Recent advances in learning-based methods have markedly enhanced the capabilities of image compression. However, these methods struggle with high bit-depth volumetric medical images, facing issues such as degraded performance, increased memory demand, and reduced processing speed. To address these challenges, this paper presents the Bit-Division based Lossless Volumetric Image Compression (BD-LVIC) framework, which is tailored for high bit-depth medical volume compression. The BD-LVIC framework skillfully divides the high bit-depth volume into two lower bit-depth segments: the Most Significant Bit-Volume (MSBV) and the Least Significant Bit-Volume (LSBV). The MSBV concentrates on the most significant bits of the volumetric medical image, capturing vital structural details in a compact manner. This reduction in complexity greatly improves compression efficiency using traditional codecs. Conversely, the LSBV deals with the least significant bits, which encapsulate intricate texture details. To compress this detailed information effectively, we introduce an effective learning-based compression model equipped with a Transformer-Based Feature Alignment Module, which exploits both intra-slice and inter-slice redundancies to accurately align features. Subsequently, a Parallel Autoregressive Coding Module merges these features to precisely estimate the probability distribution of the least significant bit-planes. Our extensive testing demonstrates that the BD-LVIC framework not only sets new performance benchmarks across various datasets but also maintains a competitive coding speed, highlighting its significant potential and practical utility in the realm of volumetric medical image compression.

Figures (10)

• Figure 1: Comparative analysis of the bitrate saving ratios on the Covid-CT morozov2020mosmeddatacovid and Trabit-MRI mader2019trabit2019 datasets, using the JPEG-LS weinberger2000loco codec as the baseline for calculation. Among the compared codecs, JPEG-XL alakuijala2019jpeg stands as the most advanced traditional image codec, in contrast to aiWave xue2022aiwave and BCM-Net liu2024bilateral, which represent the cutting-edge in learned lossless compression methods for volumetric medical images.

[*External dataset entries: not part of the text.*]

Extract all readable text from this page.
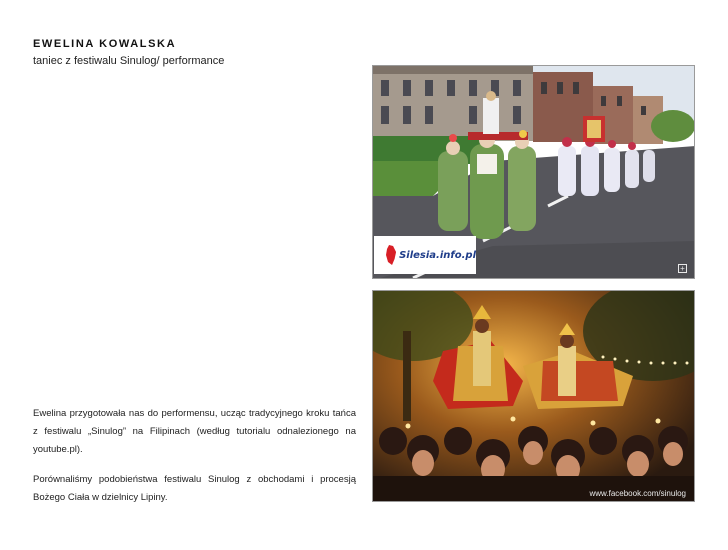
EWELINA KOWALSKA

taniec z festiwalu Sinulog/ performance

Ewelina przygotowała nas do performensu, ucząc tradycyjnego kroku tańca z festiwalu „Sinulog” na Filipinach (według tutorialu odnalezionego na youtube.pl).

Porównaliśmy podobieństwa festiwalu Sinulog z obchodami i procesją Bożego Ciała w dzielnicy Lipiny.

Silesia.info.pl
+
www.facebook.com/sinulog
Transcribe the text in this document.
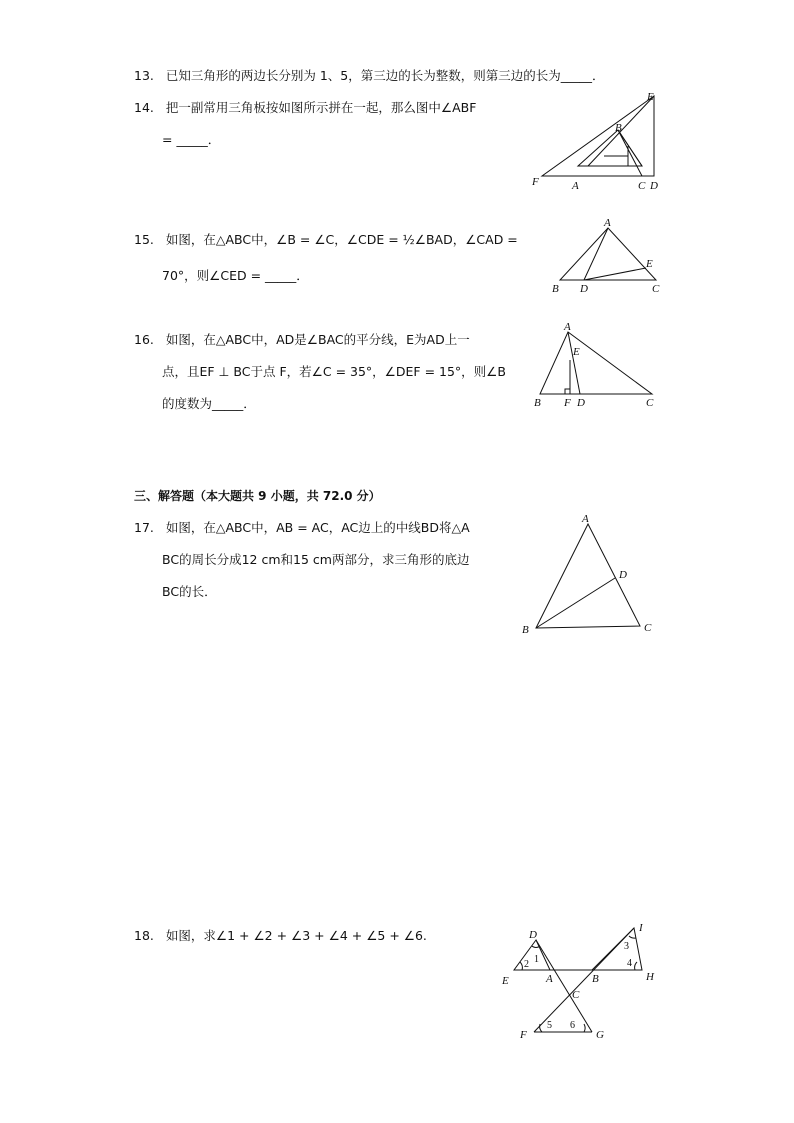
13. 已知三角形的两边长分别为 1、5，第三边的长为整数，则第三边的长为_____．
14. 把一副常用三角板按如图所示拼在一起，那么图中∠ABF
= _____．
E
B
F	A	C D
15. 如图，在△ABC中，∠B = ∠C，∠CDE = ½∠BAD，∠CAD =
70°，则∠CED = _____．
A
E
B D	C
16. 如图，在△ABC中，AD是∠BAC的平分线，E为AD上一
点，且EF ⊥ BC于点 F，若∠C = 35°，∠DEF = 15°，则∠B
的度数为_____．
A
E
B F D	C
三、解答题（本大题共 9 小题，共 72.0 分）
17. 如图，在△ABC中，AB = AC，AC边上的中线BD将△A
BC的周长分成12 cm和15 cm两部分，求三角形的底边
BC的长．
A
D
B	C
18. 如图，求∠1 + ∠2 + ∠3 + ∠4 + ∠5 + ∠6.	D
I
3
1
2	4
E	A	B	H
C
F
5 6
G
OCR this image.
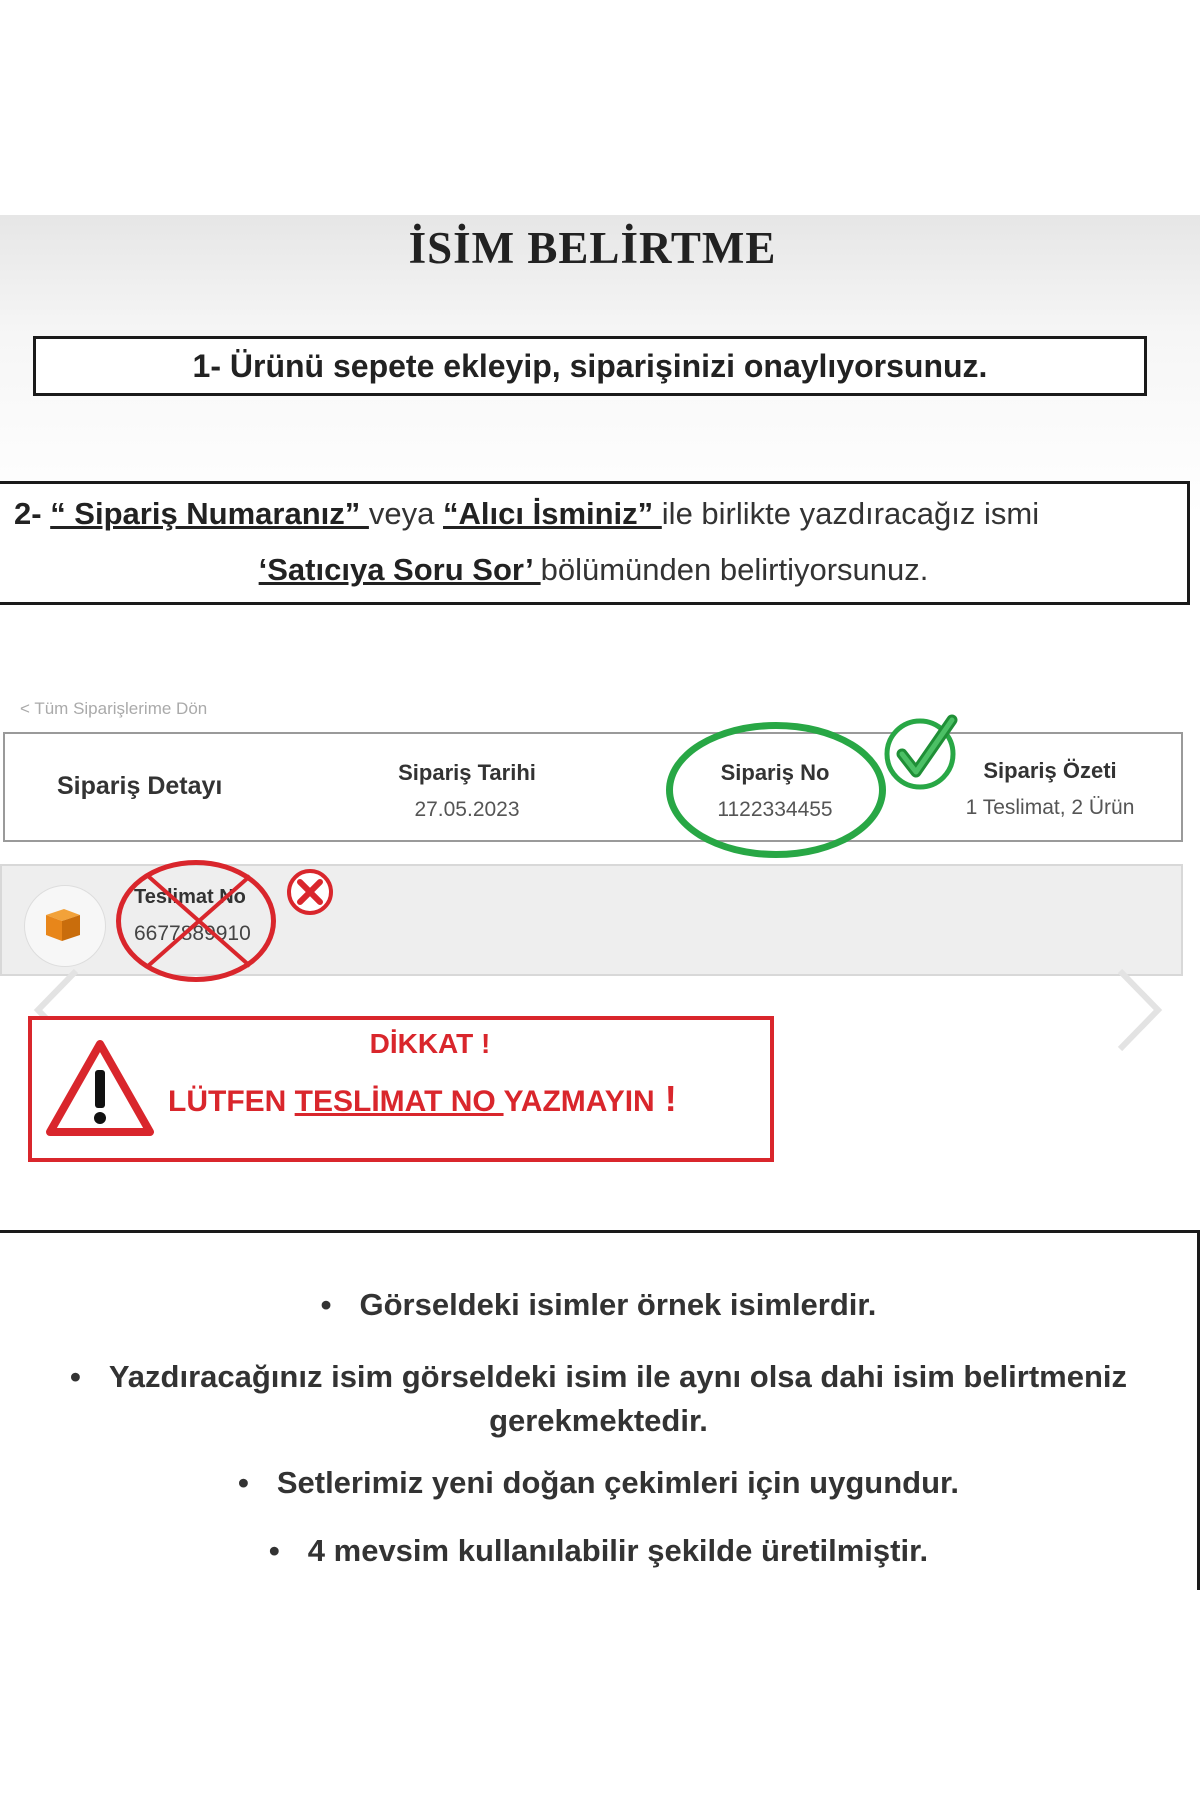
İSİM BELİRTME
1- Ürünü sepete ekleyip, siparişinizi onaylıyorsunuz.
2- “ Sipariş Numaranız” veya “Alıcı İsminiz” ile birlikte yazdıracağız ismi
‘Satıcıya Soru Sor’ bölümünden belirtiyorsunuz.
< Tüm Siparişlerime Dön
Sipariş Detayı	Sipariş Tarihi
27.05.2023
Sipariş No
1122334455
Sipariş Özeti
1 Teslimat, 2 Ürün
Teslimat No
6677889910
DİKKAT !
LÜTFEN TESLİMAT NO YAZMAYIN !
• Görseldeki isimler örnek isimlerdir.
• Yazdıracağınız isim görseldeki isim ile aynı olsa dahi isim belirtmeniz gerekmektedir.
• Setlerimiz yeni doğan çekimleri için uygundur.
• 4 mevsim kullanılabilir şekilde üretilmiştir.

• Figure 2: (a) Assessing the impact of bit depth on PMF construction time, (b) Exploring bit depth's effect on memory usage, (c) Investigating the impact of patch size and bit depth on PMF construction time.

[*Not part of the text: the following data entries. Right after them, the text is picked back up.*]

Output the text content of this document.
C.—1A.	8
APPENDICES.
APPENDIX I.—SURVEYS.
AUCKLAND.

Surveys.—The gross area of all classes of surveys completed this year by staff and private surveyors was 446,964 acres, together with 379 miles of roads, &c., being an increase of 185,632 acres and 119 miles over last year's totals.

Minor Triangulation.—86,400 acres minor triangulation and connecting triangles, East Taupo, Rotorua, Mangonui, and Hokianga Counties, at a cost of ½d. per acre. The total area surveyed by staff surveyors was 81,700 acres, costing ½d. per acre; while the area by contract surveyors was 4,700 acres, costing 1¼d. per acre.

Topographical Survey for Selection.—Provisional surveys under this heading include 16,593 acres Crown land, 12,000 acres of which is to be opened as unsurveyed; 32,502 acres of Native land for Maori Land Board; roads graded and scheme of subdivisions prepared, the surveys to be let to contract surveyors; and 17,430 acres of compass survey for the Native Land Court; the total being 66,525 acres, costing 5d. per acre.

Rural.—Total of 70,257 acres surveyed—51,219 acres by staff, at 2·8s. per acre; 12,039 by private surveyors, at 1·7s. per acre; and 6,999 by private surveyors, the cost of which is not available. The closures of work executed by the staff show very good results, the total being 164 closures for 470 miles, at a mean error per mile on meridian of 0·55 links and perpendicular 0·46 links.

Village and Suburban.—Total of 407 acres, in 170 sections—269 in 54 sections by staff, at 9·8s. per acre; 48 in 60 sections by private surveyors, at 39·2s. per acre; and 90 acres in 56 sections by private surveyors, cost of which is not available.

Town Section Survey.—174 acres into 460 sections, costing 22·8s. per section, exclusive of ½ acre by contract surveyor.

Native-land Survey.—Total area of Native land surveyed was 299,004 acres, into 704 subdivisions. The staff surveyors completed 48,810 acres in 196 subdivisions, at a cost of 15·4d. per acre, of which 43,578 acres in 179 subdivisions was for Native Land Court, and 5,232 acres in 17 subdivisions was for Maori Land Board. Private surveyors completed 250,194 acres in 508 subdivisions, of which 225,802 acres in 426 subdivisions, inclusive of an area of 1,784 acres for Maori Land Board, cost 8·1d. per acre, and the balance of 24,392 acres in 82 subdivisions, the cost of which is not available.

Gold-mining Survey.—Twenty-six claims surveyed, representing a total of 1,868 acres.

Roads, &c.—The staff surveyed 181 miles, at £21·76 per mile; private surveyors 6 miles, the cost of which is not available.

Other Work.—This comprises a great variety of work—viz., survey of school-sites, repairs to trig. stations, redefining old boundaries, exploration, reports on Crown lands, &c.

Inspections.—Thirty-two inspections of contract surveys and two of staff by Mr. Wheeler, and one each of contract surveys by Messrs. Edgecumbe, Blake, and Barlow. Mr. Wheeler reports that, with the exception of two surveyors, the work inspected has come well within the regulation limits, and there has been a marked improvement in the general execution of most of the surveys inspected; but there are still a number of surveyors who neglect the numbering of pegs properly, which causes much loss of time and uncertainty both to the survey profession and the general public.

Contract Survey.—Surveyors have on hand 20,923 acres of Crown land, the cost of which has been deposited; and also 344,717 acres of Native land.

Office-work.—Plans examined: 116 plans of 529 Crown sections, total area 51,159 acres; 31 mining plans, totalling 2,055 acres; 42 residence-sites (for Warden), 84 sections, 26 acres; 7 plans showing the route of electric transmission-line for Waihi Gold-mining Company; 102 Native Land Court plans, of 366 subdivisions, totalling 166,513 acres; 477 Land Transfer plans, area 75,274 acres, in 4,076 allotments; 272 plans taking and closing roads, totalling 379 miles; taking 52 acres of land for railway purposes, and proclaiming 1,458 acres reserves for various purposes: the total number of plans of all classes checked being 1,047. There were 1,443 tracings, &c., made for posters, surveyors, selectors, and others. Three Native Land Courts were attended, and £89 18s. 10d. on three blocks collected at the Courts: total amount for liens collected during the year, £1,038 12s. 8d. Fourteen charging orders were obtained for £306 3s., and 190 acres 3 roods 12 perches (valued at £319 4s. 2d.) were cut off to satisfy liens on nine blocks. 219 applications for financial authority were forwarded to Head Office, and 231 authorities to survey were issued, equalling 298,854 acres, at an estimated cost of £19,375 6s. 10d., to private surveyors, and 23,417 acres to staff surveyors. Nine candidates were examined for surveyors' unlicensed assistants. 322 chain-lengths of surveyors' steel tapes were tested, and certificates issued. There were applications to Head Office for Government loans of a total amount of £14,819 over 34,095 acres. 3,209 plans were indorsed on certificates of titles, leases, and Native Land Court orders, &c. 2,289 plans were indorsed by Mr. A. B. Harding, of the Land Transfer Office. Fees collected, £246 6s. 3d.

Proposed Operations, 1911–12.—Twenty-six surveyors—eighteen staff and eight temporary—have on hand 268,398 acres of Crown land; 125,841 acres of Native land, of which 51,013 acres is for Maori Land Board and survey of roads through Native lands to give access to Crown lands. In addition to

• Figure 3: (a-c) The high bit-depth medical slice of abdominal CT, denoted by $X_t$, alongside its corresponding MSBS $X_t^M$ and LSBS $X_t^L$. Here, $t$ denotes the index of the current slice. (d-f) Adjacent slices $X_{t+1}$, $X_{t+2}$, and their difference $X_{t+2}-X_{t+1}$.
• Figure 4: The overview of our BD-LVIC framework. Each slice of medical volume is decomposed into MSBS and LSBS. We first utilize traditional codecs to compress all MSBSs. Then, each LSBS is encoded slice-by-slice. During encoding the current LSBS $X_t^L$, we employ TFAM to generate the aligned feature $C_t^a$ and utilize PACM to extract local context $C_t^l$ and fuse it with $C_t^a$ to estimate the distribution of $X_t^L$. TFAM includes Feature Extraction (FE), Embedding Layer (EL), Self-attention Block (SAB), Conditional Position Embedding (CPE), Cross-attention Block (CAB), and PACM contains Masked Convolution (MConv), Parameter Predictor Network (PPN), Arithmetic Encoder (AE), Decoder (AD).
• Figure 5: The details of our proposed TFAM, which integrates key elements: Feature Extraction (FE), Embedding Layers (EL), Cross-Attention (CAB), and Self-Attention Blocks (SAB). Notably, $\rm Conv k3s1$ represents a convolution layer with a $3 \times 3$ kernel and stride 1. $\rm 1\times1$ denotes $\rm Conv k1s1$, and $\rm DWConv$ signifies a depth-wise convolution layer. CPE stands for Conditional Position Embedding.